Quotidiano on line (iscritto nel registro del Tribunale di Ancona, 11 aprile 2019, REG. 5/2019). Direttore responsabile: Lino BELLAGAMBA (iscritto dal 20 febbraio 2019 nell'elenco speciale dell'Ordine dei giornalisti delle Marche).

FREE O stiamo in Europa o ne usciamo: ignoranza o demagogia? Sia l’una, sia l’altra.

Su una trasmissione televisiva, questa sera, la protesta del buon Landini sul subappalto. Landini deve chiedere di uscire dall’Europa: non ci sono alternative. Dentro o fuori. Se stai dentro, il subappalto è quello. Se stai fuori, facciamo come ci pare (come con le concessioni demaniali).

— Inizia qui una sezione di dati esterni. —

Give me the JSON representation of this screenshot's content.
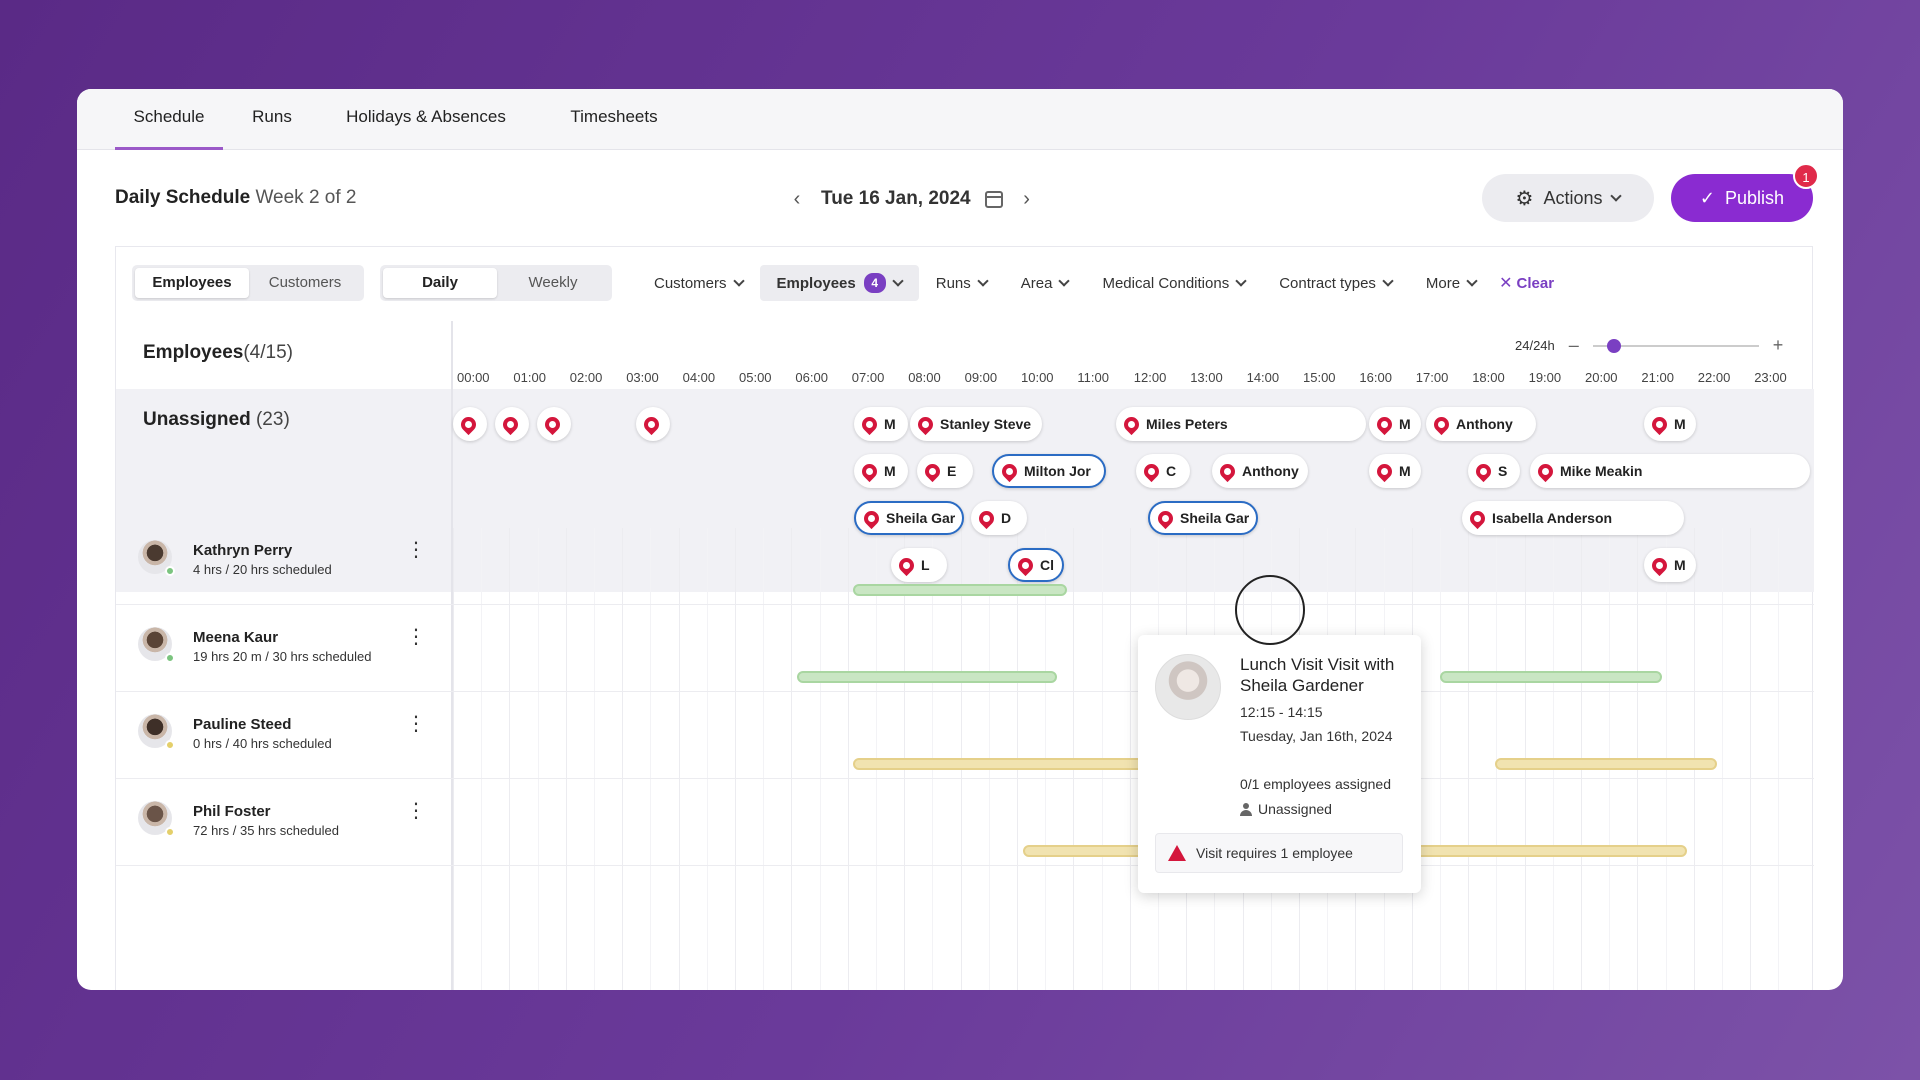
{
  "tabs": [
    "Schedule",
    "Runs",
    "Holidays & Absences",
    "Timesheets"
  ],
  "header": {
    "title": "Daily Schedule",
    "subtitle": "Week 2 of 2",
    "date": "Tue 16 Jan, 2024",
    "actions_label": "Actions",
    "publish_label": "Publish",
    "publish_badge": "1"
  },
  "toggles": {
    "view_by": [
      "Employees",
      "Customers"
    ],
    "range": [
      "Daily",
      "Weekly"
    ]
  },
  "filters": {
    "customers": "Customers",
    "employees": "Employees",
    "employees_count": "4",
    "runs": "Runs",
    "area": "Area",
    "medical": "Medical Conditions",
    "contract": "Contract types",
    "more": "More",
    "clear": "Clear"
  },
  "left": {
    "employees_label": "Employees",
    "employees_count": "(4/15)",
    "unassigned_label": "Unassigned",
    "unassigned_count": "(23)"
  },
  "zoom": {
    "label": "24/24h",
    "minus": "–",
    "plus": "+"
  },
  "hours": [
    "00:00",
    "01:00",
    "02:00",
    "03:00",
    "04:00",
    "05:00",
    "06:00",
    "07:00",
    "08:00",
    "09:00",
    "10:00",
    "11:00",
    "12:00",
    "13:00",
    "14:00",
    "15:00",
    "16:00",
    "17:00",
    "18:00",
    "19:00",
    "20:00",
    "21:00",
    "22:00",
    "23:00"
  ],
  "visits": [
    {
      "label": ""
    },
    {
      "label": ""
    },
    {
      "label": ""
    },
    {
      "label": ""
    },
    {
      "label": "M"
    },
    {
      "label": "Stanley Steve"
    },
    {
      "label": "Miles Peters"
    },
    {
      "label": "M"
    },
    {
      "label": "Anthony"
    },
    {
      "label": "M"
    },
    {
      "label": "M"
    },
    {
      "label": "E"
    },
    {
      "label": "Milton Jor"
    },
    {
      "label": "C"
    },
    {
      "label": "Anthony"
    },
    {
      "label": "M"
    },
    {
      "label": "S"
    },
    {
      "label": "Mike Meakin"
    },
    {
      "label": "Sheila Gar"
    },
    {
      "label": "D"
    },
    {
      "label": "Sheila Gar"
    },
    {
      "label": "Isabella Anderson"
    },
    {
      "label": "L"
    },
    {
      "label": "Cl"
    },
    {
      "label": "M"
    }
  ],
  "employees": [
    {
      "name": "Kathryn Perry",
      "hours": "4 hrs / 20 hrs scheduled",
      "status_color": "#7bc47f",
      "avatar_color": "#4a3a30"
    },
    {
      "name": "Meena Kaur",
      "hours": "19 hrs 20 m / 30 hrs scheduled",
      "status_color": "#7bc47f",
      "avatar_color": "#5a4436"
    },
    {
      "name": "Pauline Steed",
      "hours": "0 hrs / 40 hrs scheduled",
      "status_color": "#e4cf6a",
      "avatar_color": "#3e2f28"
    },
    {
      "name": "Phil Foster",
      "hours": "72 hrs / 35 hrs scheduled",
      "status_color": "#e4cf6a",
      "avatar_color": "#6a5448"
    }
  ],
  "tooltip": {
    "title": "Lunch Visit Visit with Sheila Gardener",
    "time": "12:15 - 14:15",
    "date": "Tuesday, Jan 16th, 2024",
    "assigned": "0/1 employees assigned",
    "status": "Unassigned",
    "warning": "Visit requires 1 employee"
  },
  "colors": {
    "accent": "#8a2bd1",
    "pin": "#d4163c",
    "bar_green": "#c9e6c3",
    "bar_yellow": "#f1e3b0"
  }
}
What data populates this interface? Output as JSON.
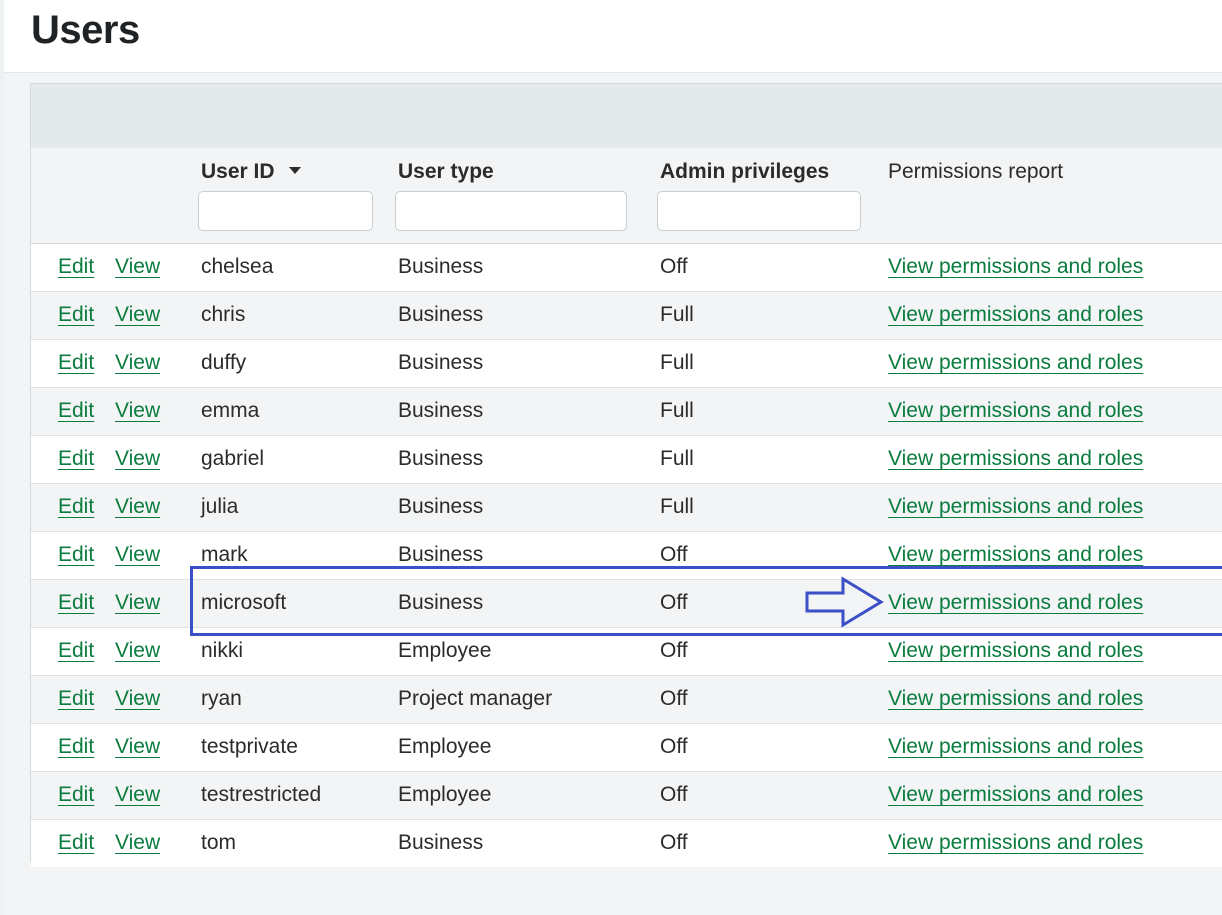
{
  "page": {
    "title": "Users"
  },
  "columns": {
    "user_id": "User ID",
    "user_type": "User type",
    "admin": "Admin privileges",
    "permissions": "Permissions report"
  },
  "filters": {
    "user_id": "",
    "user_type": "",
    "admin": ""
  },
  "row_actions": {
    "edit": "Edit",
    "view": "View",
    "permissions_link": "View permissions and roles"
  },
  "rows": [
    {
      "user_id": "chelsea",
      "user_type": "Business",
      "admin": "Off"
    },
    {
      "user_id": "chris",
      "user_type": "Business",
      "admin": "Full"
    },
    {
      "user_id": "duffy",
      "user_type": "Business",
      "admin": "Full"
    },
    {
      "user_id": "emma",
      "user_type": "Business",
      "admin": "Full"
    },
    {
      "user_id": "gabriel",
      "user_type": "Business",
      "admin": "Full"
    },
    {
      "user_id": "julia",
      "user_type": "Business",
      "admin": "Full"
    },
    {
      "user_id": "mark",
      "user_type": "Business",
      "admin": "Off"
    },
    {
      "user_id": "microsoft",
      "user_type": "Business",
      "admin": "Off"
    },
    {
      "user_id": "nikki",
      "user_type": "Employee",
      "admin": "Off"
    },
    {
      "user_id": "ryan",
      "user_type": "Project manager",
      "admin": "Off"
    },
    {
      "user_id": "testprivate",
      "user_type": "Employee",
      "admin": "Off"
    },
    {
      "user_id": "testrestricted",
      "user_type": "Employee",
      "admin": "Off"
    },
    {
      "user_id": "tom",
      "user_type": "Business",
      "admin": "Off"
    }
  ],
  "annotation": {
    "highlight_color": "#3b4fc6",
    "highlighted_user": "microsoft"
  },
  "colors": {
    "link": "#0a7c3e",
    "header_bg": "#f2f4f5",
    "toolbar_bg": "#e4e9eb"
  },
  "icons": {
    "sort": "sort-descending-icon",
    "annotation_arrow": "arrow-right-icon"
  }
}
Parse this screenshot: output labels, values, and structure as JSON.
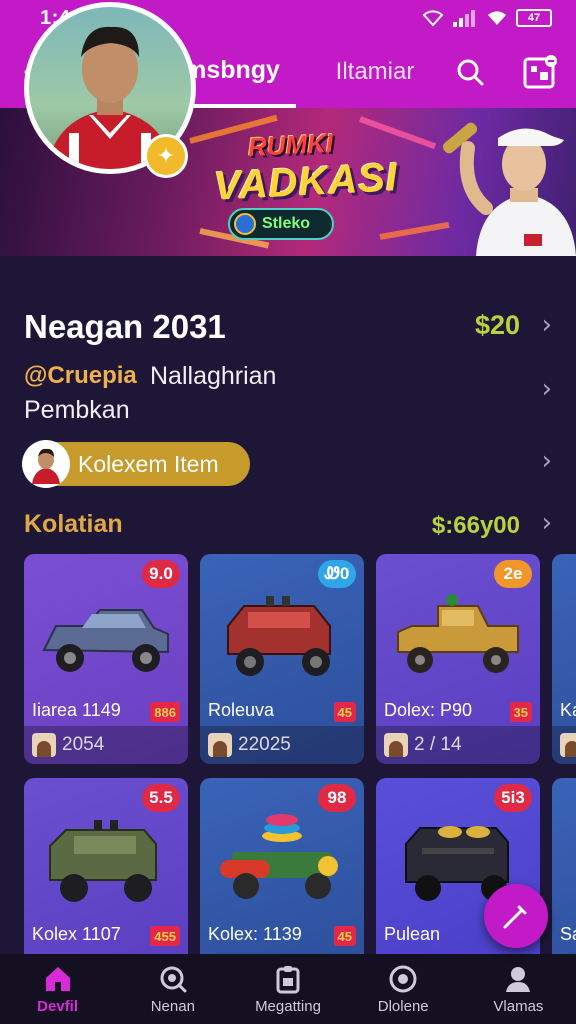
{
  "status_bar": {
    "time": "1:4:33",
    "battery": "47"
  },
  "app_bar": {
    "tab_active": "Vbstamsbngy",
    "tab_inactive": "Iltamiar"
  },
  "banner": {
    "title_line1": "RUMKI",
    "title_line2": "VADKASI",
    "pill_text": "Stleko"
  },
  "profile": {
    "name": "Neagan 2031",
    "price": "$20",
    "brand": "@Cruepia",
    "subtitle_1": "Nallaghrian",
    "subtitle_2": "Pembkan",
    "collection_button": "Kolexem Item"
  },
  "section": {
    "title": "Kolatian",
    "value": "$:66y00"
  },
  "cards": [
    {
      "name": "Iiarea 1149",
      "badge": "9.0",
      "tag": "886",
      "footer": "2054"
    },
    {
      "name": "Roleuva",
      "badge": "Ꮺ0",
      "tag": "45",
      "footer": "22025"
    },
    {
      "name": "Dolex: P90",
      "badge": "2e",
      "tag": "35",
      "footer": "2 / 14"
    },
    {
      "name": "Ka",
      "badge": "",
      "tag": "",
      "footer": ""
    },
    {
      "name": "Kolex 1107",
      "badge": "5.5",
      "tag": "455",
      "footer": ""
    },
    {
      "name": "Kolex: 1139",
      "badge": "98",
      "tag": "45",
      "footer": ""
    },
    {
      "name": "Pulean",
      "badge": "5i3",
      "tag": "",
      "footer": ""
    },
    {
      "name": "Sa",
      "badge": "",
      "tag": "",
      "footer": ""
    }
  ],
  "bottom_nav": [
    {
      "label": "Devfil",
      "icon": "home-icon",
      "active": true
    },
    {
      "label": "Nenan",
      "icon": "search-icon",
      "active": false
    },
    {
      "label": "Megatting",
      "icon": "clipboard-icon",
      "active": false
    },
    {
      "label": "Dlolene",
      "icon": "disc-icon",
      "active": false
    },
    {
      "label": "Vlamas",
      "icon": "profile-icon",
      "active": false
    }
  ],
  "colors": {
    "accent": "#c21ac6",
    "background": "#1d1636",
    "price_green": "#b7d43a",
    "gold": "#c79a2c"
  }
}
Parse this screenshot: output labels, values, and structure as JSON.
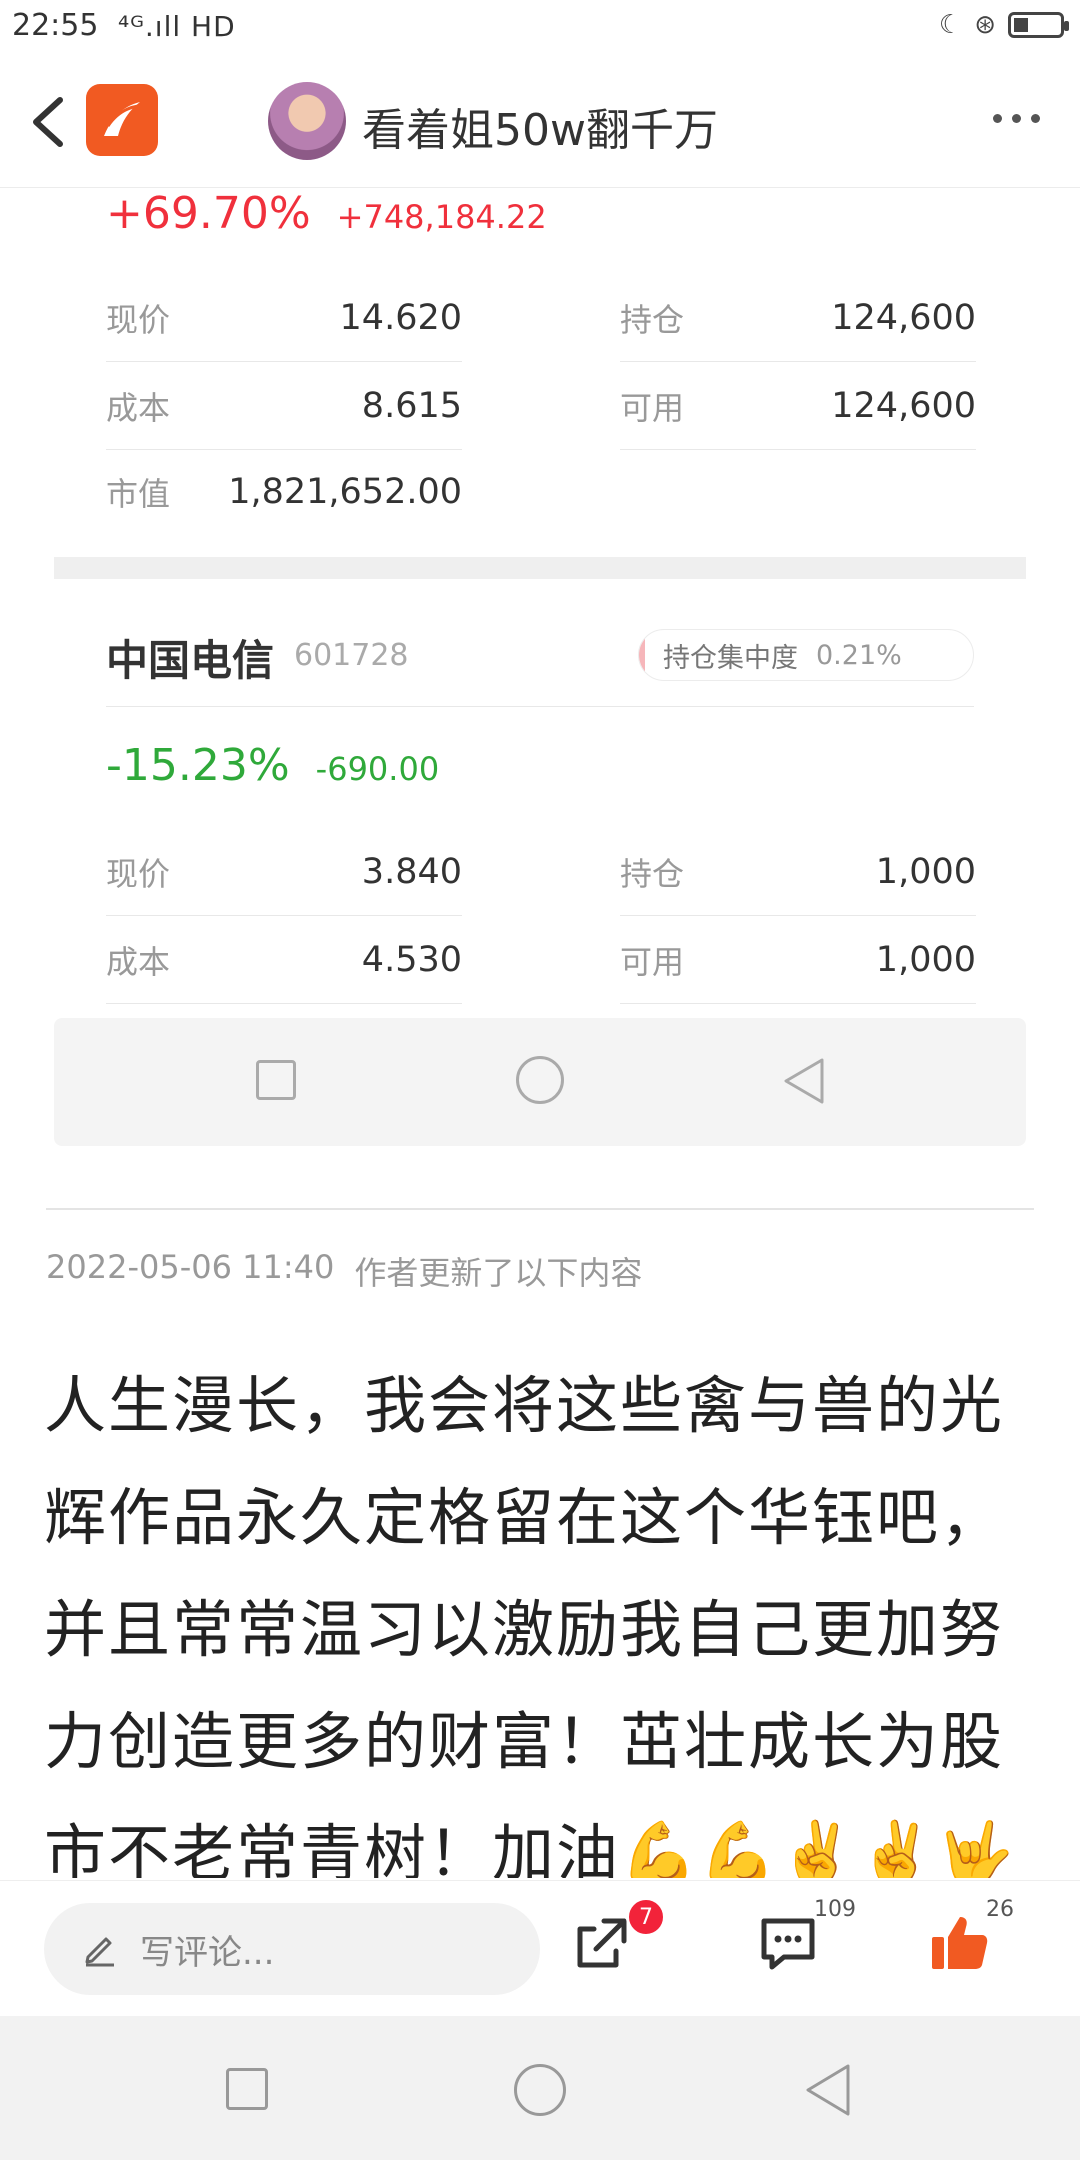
{
  "status": {
    "time": "22:55",
    "network": "⁴ᴳ.ıll HD"
  },
  "nav": {
    "title": "看着姐50w翻千万"
  },
  "stock1": {
    "pct": "+69.70%",
    "amount": "+748,184.22",
    "price_label": "现价",
    "price": "14.620",
    "holding_label": "持仓",
    "holding": "124,600",
    "cost_label": "成本",
    "cost": "8.615",
    "available_label": "可用",
    "available": "124,600",
    "mv_label": "市值",
    "mv": "1,821,652.00"
  },
  "stock2": {
    "name": "中国电信",
    "code": "601728",
    "concentration_label": "持仓集中度",
    "concentration": "0.21%",
    "pct": "-15.23%",
    "amount": "-690.00",
    "price_label": "现价",
    "price": "3.840",
    "holding_label": "持仓",
    "holding": "1,000",
    "cost_label": "成本",
    "cost": "4.530",
    "available_label": "可用",
    "available": "1,000"
  },
  "update": {
    "timestamp": "2022-05-06 11:40",
    "note": "作者更新了以下内容"
  },
  "post": {
    "text": "人生漫长，我会将这些禽与兽的光辉作品永久定格留在这个华钰吧，并且常常温习以激励我自己更加努力创造更多的财富！茁壮成长为股市不老常青树！加油💪💪✌️✌️🤟"
  },
  "bottom": {
    "comment_placeholder": "写评论...",
    "share_badge": "7",
    "comment_count": "109",
    "like_count": "26"
  },
  "colors": {
    "up": "#f0303c",
    "down": "#2fa93a",
    "brand": "#f15a22"
  },
  "icons": [
    "back-arrow-icon",
    "app-logo-icon",
    "more-dots-icon",
    "pencil-icon",
    "share-icon",
    "comment-icon",
    "thumbs-up-icon"
  ]
}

È poi giuridicamente falso che per i lavori da EUR 150.000 fino a sotto la soglia comunitaria di EUR 5.382.000 non ci sia gara. Non è vero. C’è l’obbligo di un avviso per consentire a chiunque di presentare una tutelata domanda di partecipazione, ovvero c’è l’obbligo di un avviso per creare un elenco aperto di operatori economici che riceveranno inviti a presentare offerta nel rispetto del principio di non discriminazione (non si tratta di un albo di fiducia). Il prof. Conte lo sa benissimo! Che poi non sia vera semplificazione, perché la procedura aperta con inversione procedimentale è molto più semplice, questo è un altro discorso.

Poi l’intervista al sindaco di un piccolo Comune e a una professionista. L’affidamento diretto di un servizio fino a sotto EUR 140.000 rispetta la trasparenza, secondo la professionista! Qui è più demagogia che ignorantia legis. Anche il mio Bobo (un lagotto che assiste per ore a ogni mio webinar) sa benissimo (anche se, quando mi sente parlare di affidamento diretto, abbaia vigorosamente e ci vuole un biscotto per tacitarlo), sa benissimo che basta che rispetti il principio di rotazione, che basta che dimostri un po’ di convenienza (quando la si dimostra … ) e che basta che richiedi un minimo di qualificazione (che ce l’hanno tutti) e poi l’affidamento è fiduciario e legittimo. Abile il sindaco! Se scelgo un parente, l’opposizione chiama i carabinieri! E che vuol dire? Resta il fatto pacifico che tu – il tuo funzionario, certo – puoi scegliere chi vuoi. E oggi, guarda caso, qualche RUP è proprio in imbarazzo con questa soglia così alta.
Sulla soglia per l’affidamento diretto per servizi e forniture, ma solo su questo, siamo d’accordo con l’ANAC. L’ANAC però non è seria quando interviene nell’agone politico. Qualcuno, non politicamente esposto, gliel’ha detto. E poi l’ANAC non ha mai controllato le modalità di scelta del contraente degli Enti che, anche per lavori di importo da EUR 150.000 in su, hanno creato una riserva di partecipazione a favore delle imprese locali. Come mai l’ANAC questa pentola non la scoperchia? Forse perché il localismo negli inviti piace a tutti?